Hearing tribunals can make rules of procedure for parties to follow. While tribunals sometimes consult on changes to their rules, they alone have the authority to make them. Which raises the question, in what circumstances can a registrant challenge a rule?
Some guidance has been given in Mammarella v. Ontario College of Teachers, 2023 ONSC 6654, where a registrant challenged an amendment to a rule as being unreasonable. The amendment provided somewhat more stringent criteria for a party accessing records held by third parties. For example, the criteria would apply where a registrant, alleged to have engaged in sexual abuse, seeks to obtain production of the counselling records of a person making the assertion. The new rules attempted to address some of the misconceptions that sometimes have been applied to those reporting sexual abuse.

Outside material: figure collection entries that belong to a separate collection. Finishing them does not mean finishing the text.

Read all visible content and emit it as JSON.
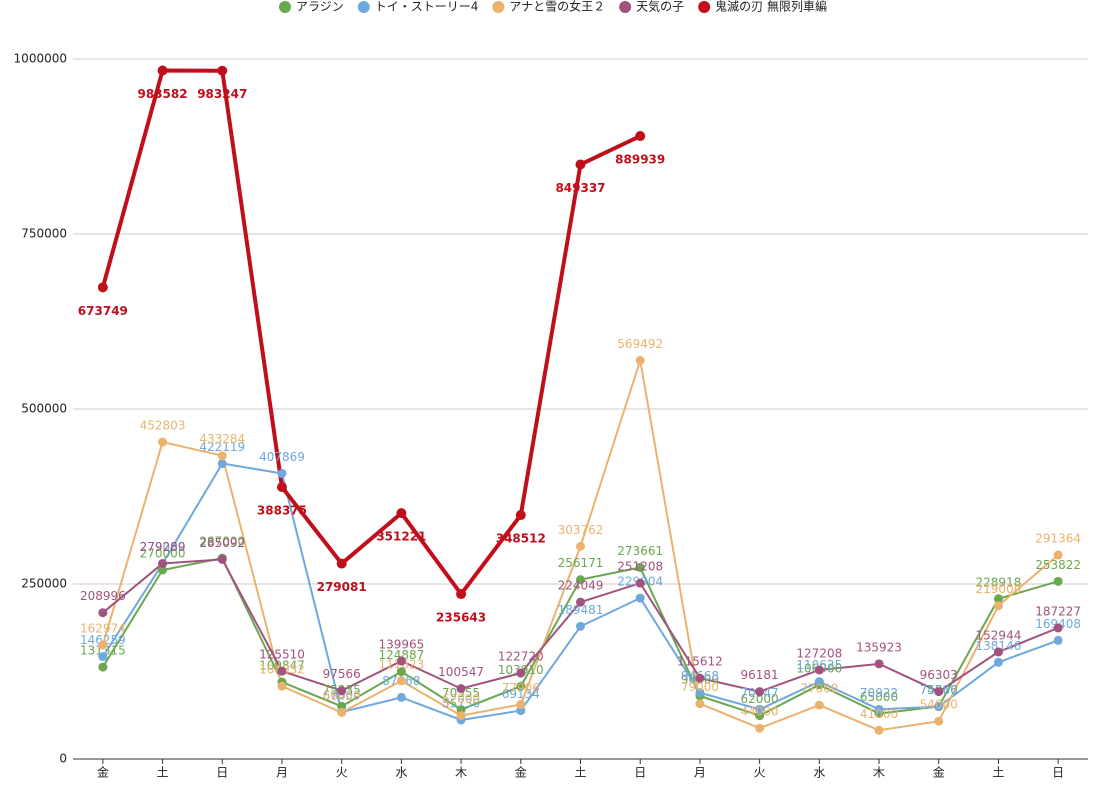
{
  "chart_data": {
    "type": "line",
    "categories": [
      "金",
      "土",
      "日",
      "月",
      "火",
      "水",
      "木",
      "金",
      "土",
      "日",
      "月",
      "火",
      "水",
      "木",
      "金",
      "土",
      "日"
    ],
    "series": [
      {
        "name": "アラジン",
        "color": "#6aa84f",
        "values": [
          131315,
          270000,
          287000,
          109847,
          75235,
          124887,
          70555,
          103910,
          256171,
          273661,
          90000,
          62000,
          106000,
          65000,
          75000,
          228918,
          253822
        ]
      },
      {
        "name": "トイ・ストーリー4",
        "color": "#6fa8dc",
        "values": [
          146259,
          279000,
          422119,
          407869,
          67000,
          87968,
          55730,
          69134,
          189481,
          229904,
          94668,
          70947,
          110625,
          70922,
          74786,
          138146,
          169408
        ]
      },
      {
        "name": "アナと雪の女王２",
        "color": "#ebb26e",
        "values": [
          162974,
          452803,
          433284,
          104032,
          66459,
          111623,
          62000,
          77906,
          303762,
          569492,
          79000,
          44000,
          77000,
          41000,
          54000,
          219000,
          291364
        ]
      },
      {
        "name": "天気の子",
        "color": "#a2527e",
        "values": [
          208996,
          279289,
          285092,
          125510,
          97566,
          139965,
          100547,
          122720,
          224049,
          251208,
          115612,
          96181,
          127208,
          135923,
          96303,
          152944,
          187227
        ]
      },
      {
        "name": "鬼滅の刃 無限列車編",
        "color": "#c00f1b",
        "values": [
          673749,
          983582,
          983247,
          388375,
          279081,
          351221,
          235643,
          348512,
          849337,
          889939,
          null,
          null,
          null,
          null,
          null,
          null,
          null
        ]
      }
    ],
    "ylim": [
      0,
      1000000
    ],
    "yticks": [
      0,
      250000,
      500000,
      750000,
      1000000
    ],
    "grid": true,
    "legend": "top"
  }
}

The Court dismissed the application for two reasons. First, the registrant had no standing to challenge the rules since they were not currently involved in proceedings. The fact that the registrant had previously faced discipline proceedings and could, potentially, face them in the future was insufficient. In terms of private interest standing, the Court said:
To have private interest standing, a person must have a personal and direct interest in the issue being litigated and must themselves be specifically affected by the issue. It is not enough that the person has a “sense of grievance” or will gain “the satisfaction of righting a wrong” or is “upholding a principle or winning a contest”.
In terms of public interest standing, the Court said:
We also do not grant the applicant public interest standing. This application for judicial review is not a reasonable and effective way to bring the issue before the courts, nor do the other factors favour granting standing
Second, even if standing had been granted, the Court did not find the rule change to be unreasonable. In fact, the rules were consistent with provisions employed in criminal matters and which had been upheld by the Supreme Court of Canada. Similar provisions exist for other professions.
In addition, the procedural requirements for a tribunal to make rules are not rigorous. In this case, formal reasons for the change need not be given by the tribunal. The rationale for the changes was clear from the materials.
Outside of the context of a specific situation where a rule of procedure results in unfairness to a specific registrant, it will be rare for a Court to consider the appropriateness of a rule of procedure.